As a Waukesha roofing contractor I have had to repair or replace hundreds of roof protrusions, including chimney flashings. In many cases these critical flashings failed or were installed incorrectly and there were problems of leaking with resulting damage to the roof decking, insulation, and even the roof structure. With the chimney being the largest component that protrudes through the roofing system, it is critical that proper construction and installation methods are followed to ensure the integrity and longevity of your roof. The following information focuses on roof protrusions, specifically chimney flashing systems.
The number one vulnerability to the integrity of any roofing system is the various protrusions that penetrate the roofs waterproof barrier. Roof protrusions or “components” consist mainly of plumbing ventilation pipes, bathroom and kitchen vents, and chimneys. Because these components are necessary, and yet compromise the integrity of the roofing system, they must have proper flashing to protect against water infiltration. Essentially, flashings come in a variety styles that are made of metal, plastic, rubber, or combinations of metal and rubber. Flashings surround the component to seal the void between the component itself and the roof deck.
Out of all the various roof protrusions, chimneys are one of the most complex and problematic components to protect from water infiltration and roof leaks. This is because chimneys are typically made of brick or stone. Unlike other roof protrusion components such as plumbing pipes – which are symmetrical, smooth, and have a surface that is easily sealed – brick and stone vary in size, shape, and have surfaces that are jagged, uneven, and challenging to seal. Because of their irregular surface and mortar joints, chimneys require more complex flashing systems to create an effective water tight barrier.
Chimney Flashing Systems
Depending upon the location on the roof, a typical chimney will have step tins on the two sides of the chimney, a piece of 4×4 on the lower side of the chimney, and a back flash or cricket on the back side of the chimney. Some chimneys are centered in the ridge or located along a gable edge and require various combinations of these four flashing components.

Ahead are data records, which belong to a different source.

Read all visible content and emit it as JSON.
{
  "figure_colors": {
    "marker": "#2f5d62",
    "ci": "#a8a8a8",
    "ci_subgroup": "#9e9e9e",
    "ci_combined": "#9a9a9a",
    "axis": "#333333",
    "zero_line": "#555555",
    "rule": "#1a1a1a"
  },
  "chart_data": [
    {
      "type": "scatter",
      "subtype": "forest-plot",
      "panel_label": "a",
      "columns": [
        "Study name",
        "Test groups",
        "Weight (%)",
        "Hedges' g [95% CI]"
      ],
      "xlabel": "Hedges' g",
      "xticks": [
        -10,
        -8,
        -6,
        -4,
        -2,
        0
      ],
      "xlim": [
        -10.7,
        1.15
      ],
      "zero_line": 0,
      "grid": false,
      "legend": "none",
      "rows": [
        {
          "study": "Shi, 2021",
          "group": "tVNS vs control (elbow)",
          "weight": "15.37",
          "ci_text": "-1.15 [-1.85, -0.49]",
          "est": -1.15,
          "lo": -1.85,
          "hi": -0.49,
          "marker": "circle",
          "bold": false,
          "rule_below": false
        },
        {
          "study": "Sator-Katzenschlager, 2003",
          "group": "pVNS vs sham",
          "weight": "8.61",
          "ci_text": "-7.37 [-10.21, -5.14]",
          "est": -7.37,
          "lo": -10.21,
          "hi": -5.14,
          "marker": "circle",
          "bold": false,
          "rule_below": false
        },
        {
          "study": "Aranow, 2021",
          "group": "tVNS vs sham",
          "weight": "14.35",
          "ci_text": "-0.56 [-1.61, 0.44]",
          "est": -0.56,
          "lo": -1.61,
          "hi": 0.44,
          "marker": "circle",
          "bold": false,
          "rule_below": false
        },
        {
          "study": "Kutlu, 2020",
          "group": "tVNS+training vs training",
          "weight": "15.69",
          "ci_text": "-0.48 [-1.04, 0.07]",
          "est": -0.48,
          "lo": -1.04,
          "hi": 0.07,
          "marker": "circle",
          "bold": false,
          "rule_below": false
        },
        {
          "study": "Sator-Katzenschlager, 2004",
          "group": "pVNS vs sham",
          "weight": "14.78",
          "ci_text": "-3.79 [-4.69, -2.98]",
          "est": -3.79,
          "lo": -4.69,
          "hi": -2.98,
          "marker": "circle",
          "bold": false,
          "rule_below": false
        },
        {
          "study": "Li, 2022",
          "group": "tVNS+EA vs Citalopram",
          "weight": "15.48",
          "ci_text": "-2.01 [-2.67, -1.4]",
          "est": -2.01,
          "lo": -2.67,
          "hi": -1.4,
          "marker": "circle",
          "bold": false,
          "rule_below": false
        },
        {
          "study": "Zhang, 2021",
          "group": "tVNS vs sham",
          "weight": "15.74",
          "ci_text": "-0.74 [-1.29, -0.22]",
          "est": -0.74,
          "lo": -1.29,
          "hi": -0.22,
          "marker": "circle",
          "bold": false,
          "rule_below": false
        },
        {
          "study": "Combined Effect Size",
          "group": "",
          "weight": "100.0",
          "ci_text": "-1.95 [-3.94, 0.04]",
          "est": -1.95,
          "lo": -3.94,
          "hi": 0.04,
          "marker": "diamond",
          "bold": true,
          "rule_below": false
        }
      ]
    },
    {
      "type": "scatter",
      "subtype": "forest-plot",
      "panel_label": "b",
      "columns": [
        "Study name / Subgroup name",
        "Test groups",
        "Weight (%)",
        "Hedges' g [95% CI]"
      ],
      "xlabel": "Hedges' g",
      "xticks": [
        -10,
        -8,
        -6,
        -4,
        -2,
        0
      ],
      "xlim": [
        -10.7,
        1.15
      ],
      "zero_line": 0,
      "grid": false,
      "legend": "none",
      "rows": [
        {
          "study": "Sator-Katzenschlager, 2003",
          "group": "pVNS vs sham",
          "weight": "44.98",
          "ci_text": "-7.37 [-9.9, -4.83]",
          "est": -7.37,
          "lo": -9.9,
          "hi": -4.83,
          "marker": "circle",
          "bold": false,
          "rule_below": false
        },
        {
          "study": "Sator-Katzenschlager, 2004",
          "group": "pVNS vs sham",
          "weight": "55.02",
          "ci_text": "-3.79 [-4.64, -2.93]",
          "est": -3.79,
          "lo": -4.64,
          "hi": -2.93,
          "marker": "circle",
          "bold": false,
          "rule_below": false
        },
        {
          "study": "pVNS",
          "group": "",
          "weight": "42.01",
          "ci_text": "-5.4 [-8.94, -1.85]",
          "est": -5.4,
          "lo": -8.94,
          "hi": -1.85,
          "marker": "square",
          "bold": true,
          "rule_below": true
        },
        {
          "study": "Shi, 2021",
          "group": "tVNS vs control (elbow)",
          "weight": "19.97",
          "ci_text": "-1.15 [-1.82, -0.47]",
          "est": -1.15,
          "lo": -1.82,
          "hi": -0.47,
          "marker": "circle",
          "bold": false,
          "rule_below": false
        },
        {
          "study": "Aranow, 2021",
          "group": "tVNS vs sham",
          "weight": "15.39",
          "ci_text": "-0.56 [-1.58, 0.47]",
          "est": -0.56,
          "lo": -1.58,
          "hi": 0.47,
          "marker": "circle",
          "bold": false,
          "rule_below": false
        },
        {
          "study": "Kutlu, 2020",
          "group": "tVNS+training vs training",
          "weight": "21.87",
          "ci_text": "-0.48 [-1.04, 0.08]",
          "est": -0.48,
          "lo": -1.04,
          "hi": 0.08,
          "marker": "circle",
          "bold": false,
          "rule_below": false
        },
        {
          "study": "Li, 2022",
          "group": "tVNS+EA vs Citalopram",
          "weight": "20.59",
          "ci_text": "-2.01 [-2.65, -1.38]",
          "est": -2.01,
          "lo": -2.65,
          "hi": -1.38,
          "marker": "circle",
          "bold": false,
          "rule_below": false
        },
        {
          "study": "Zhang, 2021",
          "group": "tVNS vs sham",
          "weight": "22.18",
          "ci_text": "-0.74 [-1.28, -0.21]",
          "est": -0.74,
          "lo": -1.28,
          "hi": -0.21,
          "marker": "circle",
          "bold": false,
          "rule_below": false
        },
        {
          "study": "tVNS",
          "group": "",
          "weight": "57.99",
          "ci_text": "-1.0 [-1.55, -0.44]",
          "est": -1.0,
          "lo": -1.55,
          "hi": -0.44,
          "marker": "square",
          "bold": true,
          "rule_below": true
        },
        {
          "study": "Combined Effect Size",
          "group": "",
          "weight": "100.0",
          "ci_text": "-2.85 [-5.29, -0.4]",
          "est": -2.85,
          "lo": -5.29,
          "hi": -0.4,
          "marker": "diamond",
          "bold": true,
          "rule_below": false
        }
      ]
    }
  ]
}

In most cases, however, mounted over the top of the step tins, 4×4, back flash, or cricket will be a counter flashing that prevents water from getting behind these components. Because roofing contractors implement different flashing applications, not all chimney flashing systems are the same. Typical chimney flashing systems include two-piece flashing’s, one piece flashing’s, and through wall flashing’s, but opinions vary among professional roofers as to which chimney flashing system is the best. However, most roofing contractors would agree that the most common is the two-piece chimney flashing system.
The following is an overview of the three popular chimney flashing systems.
Two-piece Chimney Flashing System
A two-piece chimney flashing consists of step tins and counter flashing. Although called a two-piece system, in reality there are four counter flashing pieces. The term “two-piece” represents the fact that a separate piece of metal flashing covers the upper three-quarters of the lower flashing components. (i.e., step tins, 4×4, and back flash or cricket.)
Ideally the two-piece system is one of the best flashing systems to use when replacing or repairing a defective chimney flashing. The two-piece system allows for movement (expansion and contraction) of the chimney during various weather conditions without separating from the chimney and compromising the water seal.
One-piece Chimney Flashing System
A one-piece chimney flashing consists of an L-shaped piece of metal that diverts water off and away from the chimney and on to the roof. Again, although called a one-piece system, in reality there are four separate flashing pieces that surround and attach to the chimney.
In a majority of the cases one piece chimney flashing’s are vulnerable to failing because they become separated from the chimney through expansion and contraction.
Through-wall Chimney Flashing System
Although roofers implement various types of chimney flashing techniques, the most effective chimney flashing is a metal through-wall flashing system. Unlike the more common two-piece chimney flashing which consists of step tins and counter flashing, a metal through-wall flashing can only be implemented under two circumstances: a) during the initial construction of the chimney, or b) if the chimney is being rebuilt and the stone or brick is being removed.
One of the benefits of the through-wall flashing system is that it is built right into the structure of the chimney system. As such, there is very little room for failure due to expansion and contraction, and this system works the longest at diverting water away from the chimney protrusion.
If you are a Waukesha home or business owner and you are experiencing a roof leak, the likelihood of the leak source being a roof protrusion or failed chimney flashing is relatively high. Because many of the homes in Waukesha are relatively older, more modern and conventional flashing systems were not around when the chimney was originally constructed and it simply failed due to age. On the other hand, some Waukesha roofing contractors simply use a one piece flashing system because it is cheaper and easier to install. The problem is that it will surely fail, so before you hire a roofing contractor, ask them what type of chimney flashing they will be installing, and insist on a two-piece chimney flashing system if you want it to last.